The adaptive approach helps bolster durability in two main ways. First, by improving the overall propulsive efficiency, it reduces the imperative to rely solely on boosting thermodynamic performance in the core with higher temperatures and pressures. Although the push to higher overall pressure ratios and turbine inlet temperatures in recent high-bypass turbofans has helped drive down fuel burn, the extreme operating conditions—particularly in challenging environments—have exposed vulnerabilities to turbine blade and nozzle erosion, among other durability issues.
Second, the additional flow acts as a “fantastic centrifugal filter,” reducing ingestion of dust and particulates into the core, Hegeman explains. “It filters out so much dust and debris that normally get sucked into that high-pressure, high-temperature part of the engine, and that really is a durability challenge,” he says. “All that gets filtered out and expelled out of the engine before it gets into the core and it goes into the bypass. The data we have now suggest that we should be able to get operators in harsh environments to be close to the same experience as today’s operators in neutral environments.”
Having recently completed critical design review for the open fan, CFM is “much more converged on what that is going to look like for both the demonstrator as well as a product that we would do afterward,” Hegeman notes. “So with those flows much better defined, you can really start quantifying how much filtering of ingested dust you really get. The number is higher than what I was expecting. So that’s the good news and the new finding.”
One benefit of the third stream that the open fan shares with its military engine counterpart is additional cooling. As part of RISE, CFM is studying incorporating in the engine a hybrid--electric system, which is undergoing tests using a modified GE Aerospace Passport engine..

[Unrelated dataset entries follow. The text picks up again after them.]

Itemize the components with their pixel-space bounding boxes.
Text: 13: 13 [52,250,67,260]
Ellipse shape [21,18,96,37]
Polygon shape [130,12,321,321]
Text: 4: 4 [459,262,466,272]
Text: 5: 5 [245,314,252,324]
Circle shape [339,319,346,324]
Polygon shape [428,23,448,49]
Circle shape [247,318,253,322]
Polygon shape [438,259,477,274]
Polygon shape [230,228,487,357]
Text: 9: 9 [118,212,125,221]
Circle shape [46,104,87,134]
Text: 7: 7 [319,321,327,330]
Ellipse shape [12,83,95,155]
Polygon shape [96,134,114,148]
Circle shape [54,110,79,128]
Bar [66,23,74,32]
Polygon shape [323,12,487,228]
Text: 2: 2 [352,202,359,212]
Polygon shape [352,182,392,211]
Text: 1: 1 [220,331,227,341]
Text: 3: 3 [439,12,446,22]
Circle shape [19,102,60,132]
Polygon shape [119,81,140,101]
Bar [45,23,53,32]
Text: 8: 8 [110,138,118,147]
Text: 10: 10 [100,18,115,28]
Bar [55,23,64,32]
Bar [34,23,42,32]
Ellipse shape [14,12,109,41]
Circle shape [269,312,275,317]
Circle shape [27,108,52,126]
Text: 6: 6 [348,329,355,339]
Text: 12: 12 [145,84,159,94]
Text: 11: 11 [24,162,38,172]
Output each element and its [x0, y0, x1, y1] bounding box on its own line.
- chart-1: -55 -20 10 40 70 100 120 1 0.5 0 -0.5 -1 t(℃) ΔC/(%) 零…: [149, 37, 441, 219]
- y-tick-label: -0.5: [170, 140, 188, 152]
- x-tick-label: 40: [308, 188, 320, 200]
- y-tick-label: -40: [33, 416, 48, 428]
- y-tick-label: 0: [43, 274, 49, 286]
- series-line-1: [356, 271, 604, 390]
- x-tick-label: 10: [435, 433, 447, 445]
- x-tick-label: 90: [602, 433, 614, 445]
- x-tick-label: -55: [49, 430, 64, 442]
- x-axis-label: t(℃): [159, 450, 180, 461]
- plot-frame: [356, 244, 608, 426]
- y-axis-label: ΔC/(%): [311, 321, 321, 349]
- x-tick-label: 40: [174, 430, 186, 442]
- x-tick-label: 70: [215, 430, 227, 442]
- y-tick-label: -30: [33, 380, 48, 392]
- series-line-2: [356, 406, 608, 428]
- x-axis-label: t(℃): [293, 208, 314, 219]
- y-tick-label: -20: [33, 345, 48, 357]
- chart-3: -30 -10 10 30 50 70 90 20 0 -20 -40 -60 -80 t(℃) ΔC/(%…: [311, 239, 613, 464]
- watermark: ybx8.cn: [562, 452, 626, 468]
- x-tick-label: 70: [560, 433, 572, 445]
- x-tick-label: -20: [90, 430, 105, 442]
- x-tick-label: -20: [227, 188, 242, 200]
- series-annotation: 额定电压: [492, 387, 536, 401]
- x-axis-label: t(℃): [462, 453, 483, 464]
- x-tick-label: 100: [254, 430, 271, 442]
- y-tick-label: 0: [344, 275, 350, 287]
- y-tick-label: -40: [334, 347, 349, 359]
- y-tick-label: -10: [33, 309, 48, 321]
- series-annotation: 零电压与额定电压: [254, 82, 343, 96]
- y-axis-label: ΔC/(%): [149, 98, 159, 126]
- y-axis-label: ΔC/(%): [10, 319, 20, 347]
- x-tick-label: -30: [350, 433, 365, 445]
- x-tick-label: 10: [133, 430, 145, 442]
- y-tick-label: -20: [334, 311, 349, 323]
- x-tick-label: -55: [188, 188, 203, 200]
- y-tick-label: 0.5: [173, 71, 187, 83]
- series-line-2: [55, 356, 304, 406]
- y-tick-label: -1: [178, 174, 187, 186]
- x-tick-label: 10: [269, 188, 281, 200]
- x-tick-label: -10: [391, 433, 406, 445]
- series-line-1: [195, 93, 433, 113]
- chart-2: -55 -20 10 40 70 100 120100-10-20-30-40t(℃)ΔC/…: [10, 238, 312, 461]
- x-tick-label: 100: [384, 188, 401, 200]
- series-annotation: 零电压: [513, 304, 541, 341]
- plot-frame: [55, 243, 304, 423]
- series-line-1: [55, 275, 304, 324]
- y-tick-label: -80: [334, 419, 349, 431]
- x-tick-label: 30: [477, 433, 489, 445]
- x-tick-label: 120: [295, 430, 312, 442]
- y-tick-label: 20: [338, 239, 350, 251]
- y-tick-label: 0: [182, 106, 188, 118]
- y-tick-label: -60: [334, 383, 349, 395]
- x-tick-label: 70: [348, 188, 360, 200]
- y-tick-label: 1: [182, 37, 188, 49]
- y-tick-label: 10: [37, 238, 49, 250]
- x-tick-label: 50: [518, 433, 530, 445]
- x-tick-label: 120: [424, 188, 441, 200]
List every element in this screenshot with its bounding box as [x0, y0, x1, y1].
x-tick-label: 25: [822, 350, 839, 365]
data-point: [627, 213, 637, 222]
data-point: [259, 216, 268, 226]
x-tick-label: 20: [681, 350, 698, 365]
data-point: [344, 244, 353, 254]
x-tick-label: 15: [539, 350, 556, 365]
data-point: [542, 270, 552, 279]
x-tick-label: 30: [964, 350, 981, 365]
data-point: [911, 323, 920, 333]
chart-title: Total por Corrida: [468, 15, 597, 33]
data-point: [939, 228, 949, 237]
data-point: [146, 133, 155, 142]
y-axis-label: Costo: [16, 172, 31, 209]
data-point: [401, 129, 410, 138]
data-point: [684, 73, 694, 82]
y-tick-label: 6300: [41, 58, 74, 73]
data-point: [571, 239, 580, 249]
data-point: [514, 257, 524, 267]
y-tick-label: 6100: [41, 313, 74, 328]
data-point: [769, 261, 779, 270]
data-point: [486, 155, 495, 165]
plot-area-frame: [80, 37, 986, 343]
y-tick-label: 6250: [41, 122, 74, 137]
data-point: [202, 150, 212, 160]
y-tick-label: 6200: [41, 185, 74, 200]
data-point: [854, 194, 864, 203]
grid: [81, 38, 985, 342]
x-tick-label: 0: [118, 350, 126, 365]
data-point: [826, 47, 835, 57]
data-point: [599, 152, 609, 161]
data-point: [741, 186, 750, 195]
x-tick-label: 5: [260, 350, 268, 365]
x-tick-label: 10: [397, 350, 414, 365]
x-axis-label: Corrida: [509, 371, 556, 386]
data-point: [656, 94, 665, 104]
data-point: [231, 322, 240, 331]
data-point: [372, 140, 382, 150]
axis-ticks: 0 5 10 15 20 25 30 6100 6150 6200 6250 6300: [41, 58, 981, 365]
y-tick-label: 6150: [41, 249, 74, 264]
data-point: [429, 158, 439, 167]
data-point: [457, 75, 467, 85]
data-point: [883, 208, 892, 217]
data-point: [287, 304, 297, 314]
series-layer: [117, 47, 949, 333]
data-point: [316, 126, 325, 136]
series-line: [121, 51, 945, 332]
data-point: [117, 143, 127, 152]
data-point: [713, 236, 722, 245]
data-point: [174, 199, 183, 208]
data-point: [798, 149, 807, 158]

“It is an extremely effective heat sink,” Hegeman notes. “You recover the thrust out of the heat that you dump into the third stream. Everything in this architecture is driving toward efficiency, so when we add hybrid electric into that, you need to manage the heat loads that come with that. This means instead of just wasting the heat, you are recovering thrust out of it by having heat exchangers in that third stream.”
CFM’s acknowledgment of the adaptive design feature comes as it begins key dust ingestion tests on the new high-pressure turbine blades and nozzles at the center of the future small-core design. Tests are being conducted with a specially adapted GE Aerospace F110 military engine at a company site at Edwards AFB, California.
The evaluation targets improved durability in harsh operating environments and involves injecting a bespoke mix of sand and other particles developed by GE into the inlet. Building on similar durability tests developed for other CFM and GE commercial engines—including the Leap-1, GEnx-1B and GE9X—the ingestion work evaluates the interaction of molten particles of a calcium-magnesium-alumino-silicate (CMAS) mix with the thermal barrier coatings (TBC) that protect the turbine blades and nozzles.
TBC are key to enabling the engine to operate at temperatures up to 1,200C (2,200F). CMAS issues can degrade coating performance, leading to blade erosion and—in the worst cases—component failure.
The dust tests follow more than 3,000 endurance cycles on the high-pressure turbine completed this year, as well as an earlier series of tests to validate thermal, mechanical and system performance. Endurance tests of the turbine and nozzle components included simulated high-thrust takeoff and climb to see how parts would withstand flight conditions. CFM has conducted more than 350 tests to date under the RISE initiative.